The wildlife is present in incredible abundance and it’s difficult to walk more than a few paces without seeing another type of animal, insect or flower. We saw countless birds whilst wandering the many trails that run through the area, visiting twitchers have apparently racked up about 400 odd, we weren't quite that enthusiastic. Uzi caught a glimpse of a Boomslang down by the river not far from the camp, a vivid green arboreal snake which is highly poisonous but shy and generally hard to spot. One evening we got our first taste of ‘Frogging’ (Sounds rather too much like ‘Dogging’ for our liking) when we clambered about on the rocks of the river looking for the source of the racket we could hear, it's amazing how much noise such a small frog can make.
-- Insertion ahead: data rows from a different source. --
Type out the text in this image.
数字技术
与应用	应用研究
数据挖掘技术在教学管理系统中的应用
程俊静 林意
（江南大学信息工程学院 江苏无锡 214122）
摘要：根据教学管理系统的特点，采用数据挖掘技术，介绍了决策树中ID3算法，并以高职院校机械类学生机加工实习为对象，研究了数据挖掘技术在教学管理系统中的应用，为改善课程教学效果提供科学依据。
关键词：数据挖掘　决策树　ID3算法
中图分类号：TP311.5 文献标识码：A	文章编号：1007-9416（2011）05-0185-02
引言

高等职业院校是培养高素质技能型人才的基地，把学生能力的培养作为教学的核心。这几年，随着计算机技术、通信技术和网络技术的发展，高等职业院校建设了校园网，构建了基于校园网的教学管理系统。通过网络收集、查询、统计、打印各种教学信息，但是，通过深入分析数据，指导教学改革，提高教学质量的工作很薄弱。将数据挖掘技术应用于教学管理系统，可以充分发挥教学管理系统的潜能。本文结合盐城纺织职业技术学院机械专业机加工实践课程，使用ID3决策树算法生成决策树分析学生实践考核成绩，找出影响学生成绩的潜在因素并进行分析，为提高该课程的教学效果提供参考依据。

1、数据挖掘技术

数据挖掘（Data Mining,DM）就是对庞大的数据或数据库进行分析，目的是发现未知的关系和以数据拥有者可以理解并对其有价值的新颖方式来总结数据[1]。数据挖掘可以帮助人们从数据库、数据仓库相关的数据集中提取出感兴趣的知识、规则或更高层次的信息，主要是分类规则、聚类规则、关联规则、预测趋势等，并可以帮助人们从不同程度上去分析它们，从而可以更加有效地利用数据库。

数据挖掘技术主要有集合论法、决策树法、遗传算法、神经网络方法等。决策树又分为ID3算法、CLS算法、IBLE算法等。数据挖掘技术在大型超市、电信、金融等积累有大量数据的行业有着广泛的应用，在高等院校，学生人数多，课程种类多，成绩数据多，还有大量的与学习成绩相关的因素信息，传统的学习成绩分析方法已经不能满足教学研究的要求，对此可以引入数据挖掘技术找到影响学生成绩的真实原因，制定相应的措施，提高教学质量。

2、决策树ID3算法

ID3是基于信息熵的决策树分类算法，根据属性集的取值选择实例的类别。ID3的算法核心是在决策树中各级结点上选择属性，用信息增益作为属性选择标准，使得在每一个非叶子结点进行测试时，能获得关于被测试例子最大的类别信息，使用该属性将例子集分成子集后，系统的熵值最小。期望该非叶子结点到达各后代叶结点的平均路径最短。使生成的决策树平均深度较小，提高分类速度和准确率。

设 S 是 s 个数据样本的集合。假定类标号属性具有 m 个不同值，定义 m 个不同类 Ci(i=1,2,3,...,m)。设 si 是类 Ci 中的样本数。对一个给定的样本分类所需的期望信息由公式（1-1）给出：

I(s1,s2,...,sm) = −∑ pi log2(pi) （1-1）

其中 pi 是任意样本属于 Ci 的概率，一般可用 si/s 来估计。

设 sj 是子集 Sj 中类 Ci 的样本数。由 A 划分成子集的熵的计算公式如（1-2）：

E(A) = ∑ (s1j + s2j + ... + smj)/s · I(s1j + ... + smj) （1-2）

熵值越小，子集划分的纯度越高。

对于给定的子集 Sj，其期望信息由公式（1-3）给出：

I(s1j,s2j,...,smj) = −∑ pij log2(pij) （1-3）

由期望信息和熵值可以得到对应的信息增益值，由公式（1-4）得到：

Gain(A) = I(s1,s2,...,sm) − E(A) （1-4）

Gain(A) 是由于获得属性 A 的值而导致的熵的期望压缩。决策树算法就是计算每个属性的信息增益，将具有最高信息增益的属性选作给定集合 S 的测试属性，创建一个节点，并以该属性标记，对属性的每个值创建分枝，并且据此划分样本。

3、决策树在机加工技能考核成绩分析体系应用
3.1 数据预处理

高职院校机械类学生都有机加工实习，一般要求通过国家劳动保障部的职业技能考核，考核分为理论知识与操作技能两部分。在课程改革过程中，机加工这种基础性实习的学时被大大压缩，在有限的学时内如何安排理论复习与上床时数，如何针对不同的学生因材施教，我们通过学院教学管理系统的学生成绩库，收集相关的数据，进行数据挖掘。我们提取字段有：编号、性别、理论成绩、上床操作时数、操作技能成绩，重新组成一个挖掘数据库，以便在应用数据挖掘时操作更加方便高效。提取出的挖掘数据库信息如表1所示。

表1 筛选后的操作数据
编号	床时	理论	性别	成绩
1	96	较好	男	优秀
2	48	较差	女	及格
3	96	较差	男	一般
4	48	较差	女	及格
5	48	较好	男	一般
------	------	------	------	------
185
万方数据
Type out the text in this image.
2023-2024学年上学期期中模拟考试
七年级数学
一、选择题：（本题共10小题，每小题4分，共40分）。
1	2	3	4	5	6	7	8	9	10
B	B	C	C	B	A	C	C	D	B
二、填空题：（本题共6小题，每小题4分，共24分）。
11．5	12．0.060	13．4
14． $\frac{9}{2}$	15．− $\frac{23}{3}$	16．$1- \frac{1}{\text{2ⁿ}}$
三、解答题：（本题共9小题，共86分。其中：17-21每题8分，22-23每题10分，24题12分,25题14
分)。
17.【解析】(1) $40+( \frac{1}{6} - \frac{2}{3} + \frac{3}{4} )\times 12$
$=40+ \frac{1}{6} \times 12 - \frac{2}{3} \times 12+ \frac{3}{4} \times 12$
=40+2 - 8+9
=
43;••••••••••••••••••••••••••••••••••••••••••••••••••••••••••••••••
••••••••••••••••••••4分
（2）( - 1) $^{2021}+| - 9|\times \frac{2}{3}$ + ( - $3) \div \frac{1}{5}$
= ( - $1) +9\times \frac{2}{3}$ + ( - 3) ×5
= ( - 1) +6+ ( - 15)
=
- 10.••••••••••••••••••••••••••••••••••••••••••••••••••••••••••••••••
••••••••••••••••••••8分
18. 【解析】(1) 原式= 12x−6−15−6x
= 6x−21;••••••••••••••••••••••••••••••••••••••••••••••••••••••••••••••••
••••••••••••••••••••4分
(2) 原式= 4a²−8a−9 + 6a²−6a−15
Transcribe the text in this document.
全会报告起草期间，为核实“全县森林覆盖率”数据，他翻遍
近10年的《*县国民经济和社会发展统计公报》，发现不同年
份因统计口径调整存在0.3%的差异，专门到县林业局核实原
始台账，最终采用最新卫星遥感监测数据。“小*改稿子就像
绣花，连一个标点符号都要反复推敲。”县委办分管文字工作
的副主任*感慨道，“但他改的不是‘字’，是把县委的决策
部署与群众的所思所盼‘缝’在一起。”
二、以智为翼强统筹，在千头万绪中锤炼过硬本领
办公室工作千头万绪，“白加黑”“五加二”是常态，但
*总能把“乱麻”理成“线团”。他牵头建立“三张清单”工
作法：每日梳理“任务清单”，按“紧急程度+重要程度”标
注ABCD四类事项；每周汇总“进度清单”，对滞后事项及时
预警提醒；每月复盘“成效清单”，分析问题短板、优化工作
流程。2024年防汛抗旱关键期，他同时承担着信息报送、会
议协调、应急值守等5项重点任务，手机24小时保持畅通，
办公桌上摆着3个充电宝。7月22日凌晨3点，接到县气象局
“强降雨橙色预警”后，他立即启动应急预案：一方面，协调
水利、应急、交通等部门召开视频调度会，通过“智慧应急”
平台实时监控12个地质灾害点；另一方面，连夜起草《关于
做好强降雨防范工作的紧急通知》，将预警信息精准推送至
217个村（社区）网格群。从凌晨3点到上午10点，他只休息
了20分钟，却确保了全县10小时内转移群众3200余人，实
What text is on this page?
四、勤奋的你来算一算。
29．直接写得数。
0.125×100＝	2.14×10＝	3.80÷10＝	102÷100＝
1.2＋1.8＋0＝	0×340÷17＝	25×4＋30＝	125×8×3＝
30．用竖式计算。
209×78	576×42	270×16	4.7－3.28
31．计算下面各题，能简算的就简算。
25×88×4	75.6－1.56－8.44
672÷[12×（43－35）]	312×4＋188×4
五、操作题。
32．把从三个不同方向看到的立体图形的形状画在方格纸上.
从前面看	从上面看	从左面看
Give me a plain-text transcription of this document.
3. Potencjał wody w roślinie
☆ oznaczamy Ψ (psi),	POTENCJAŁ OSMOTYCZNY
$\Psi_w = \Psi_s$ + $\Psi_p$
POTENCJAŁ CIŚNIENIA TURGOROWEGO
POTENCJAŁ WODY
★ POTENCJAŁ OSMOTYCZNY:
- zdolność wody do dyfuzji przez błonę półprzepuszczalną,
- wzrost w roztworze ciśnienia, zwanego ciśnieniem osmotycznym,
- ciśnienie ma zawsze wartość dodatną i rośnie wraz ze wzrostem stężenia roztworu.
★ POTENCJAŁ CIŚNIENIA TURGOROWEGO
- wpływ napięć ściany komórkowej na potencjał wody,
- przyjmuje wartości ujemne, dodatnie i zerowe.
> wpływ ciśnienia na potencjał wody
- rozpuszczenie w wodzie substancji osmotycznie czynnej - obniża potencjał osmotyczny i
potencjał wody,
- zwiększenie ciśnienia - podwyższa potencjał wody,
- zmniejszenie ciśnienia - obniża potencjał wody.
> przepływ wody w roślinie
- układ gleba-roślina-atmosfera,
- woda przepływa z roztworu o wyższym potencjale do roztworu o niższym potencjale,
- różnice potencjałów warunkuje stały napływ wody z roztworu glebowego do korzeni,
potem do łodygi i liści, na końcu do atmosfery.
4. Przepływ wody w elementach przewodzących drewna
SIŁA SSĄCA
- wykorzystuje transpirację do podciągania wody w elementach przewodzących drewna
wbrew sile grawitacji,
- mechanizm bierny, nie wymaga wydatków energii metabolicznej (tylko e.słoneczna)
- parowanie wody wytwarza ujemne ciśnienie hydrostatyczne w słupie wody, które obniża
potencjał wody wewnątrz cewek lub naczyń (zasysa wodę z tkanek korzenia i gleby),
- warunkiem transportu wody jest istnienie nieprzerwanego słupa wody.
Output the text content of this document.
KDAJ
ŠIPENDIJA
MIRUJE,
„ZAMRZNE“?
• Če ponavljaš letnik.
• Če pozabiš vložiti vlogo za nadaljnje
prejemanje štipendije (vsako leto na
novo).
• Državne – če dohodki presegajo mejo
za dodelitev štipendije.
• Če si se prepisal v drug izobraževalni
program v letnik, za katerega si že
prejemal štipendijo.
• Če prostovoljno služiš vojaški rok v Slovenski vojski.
One afternoon we spotted a long, brown animal which could have been an otter / fox / civet but which disappeared before we got a really good look at it, and a bit further along our walk we spooked a pair of large bats roosting in some trees along the river bank, we think a kind of fruit bat.

You can walk all day along the trails, up the whalebacks some of which apparently have 'rock art' on them (we couldn't find it), and along the river, stopping for a swim in the pools, and never see anyone. Adam had jumped into the ‘Paradise Pool’ for a bit of a swim on our second day when something that sounded quite large started crashing through the reeds close to the pool. Normally it wouldn’t really be an issue, but in Africa there are any number of things which could be picturing lunch and Adam hastily clambered out trying to look like he wasn’t really that bothered. The owners stories of a couple of lions having passed through before not really helping the imagination. The campsite is great, a large stack of firewood is included in the cost of the camping so barbecueing (or Braii-ing as they call it here) is no problem, there’s a nearby whaleback perfect for sunrise viewing and the open air bar is one of the most spectacular we’ve been in, perfect for sundowners.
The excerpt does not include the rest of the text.